Various skin-lightening products are found across India and online, no prescription or restrictions required.

Nonetheless, a 2014 marketing study found that almost 90% of Indian girls cite skin lightening as a “high need”. These young women are willing to overlook the after-effects of bleaching, and the advent of online sales allows them to use these products in the privacy of their own homes.

Initially focused on feminine beauty, the fairness creams market now also caters to Indian men. Products marketed to men promise to fight sweat, give them fairer underarms, and attract women.

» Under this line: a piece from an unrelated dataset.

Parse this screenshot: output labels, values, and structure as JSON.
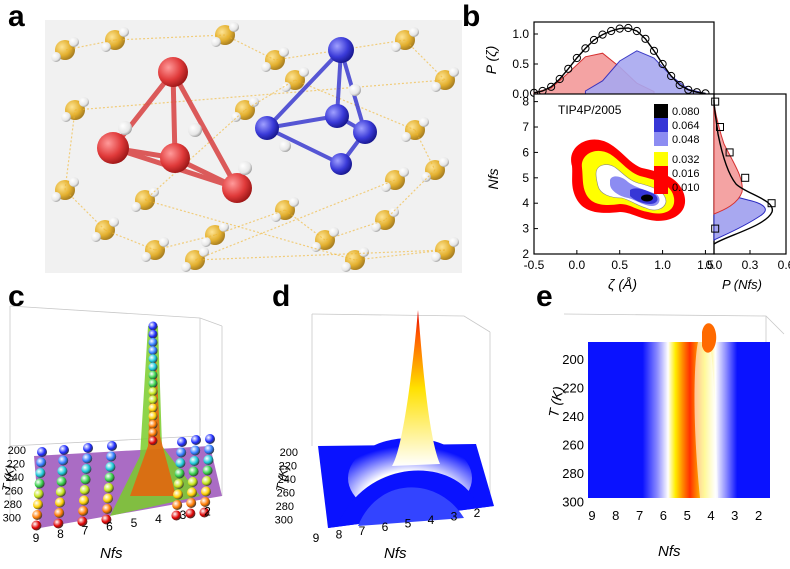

And Bollywood stars with huge followings, including Shah Rukh Khan and John Abraham, regularly endorse and promote skin bleaches.

Bleaching backlash

The brand Clean and Dry took bleaching to new levels in 2012, when it began heavily advertising for a new wash to lighten the vagina.

This time, women had had enough.

In 2013, the activist group Women of Worth launched their Dark is Beautiful campaign, which was endorsed by the Indian theatre actress Nandita Das.

With other feminist groups, the women compelled the Advertising Standards Council of India to issue guidelines in 2014 stating that “ads should not reinforce negative social stereotyping on the basis of skin colour” or “portray people with darker skin (as)…inferior, or unsuccessful in any aspect of life particularly in relation to being attractive to the opposite sex”.

This guidance is in keeping with the Indian Constitution, which provides for equality for all (article 14) and prohibits discrimination on the grounds of religion, race, caste, sex, or place of birth (article 15).

Unfortunately, the law can do little to stop the subtler forms of racism and bigotry present in Indian society. And, to date, that vagina bleaching product is still on the market.

The “bleaching syndrome” goes far beyond skin colour, with Indian women also questioning their hair texture and colour, speech, marital choices, and dress style, raising real concerns about female self-esteem.As Aranya Johar rhymed on Youtube, “With the hope of being able someday to love another/let’s begin by being our own first lovers”.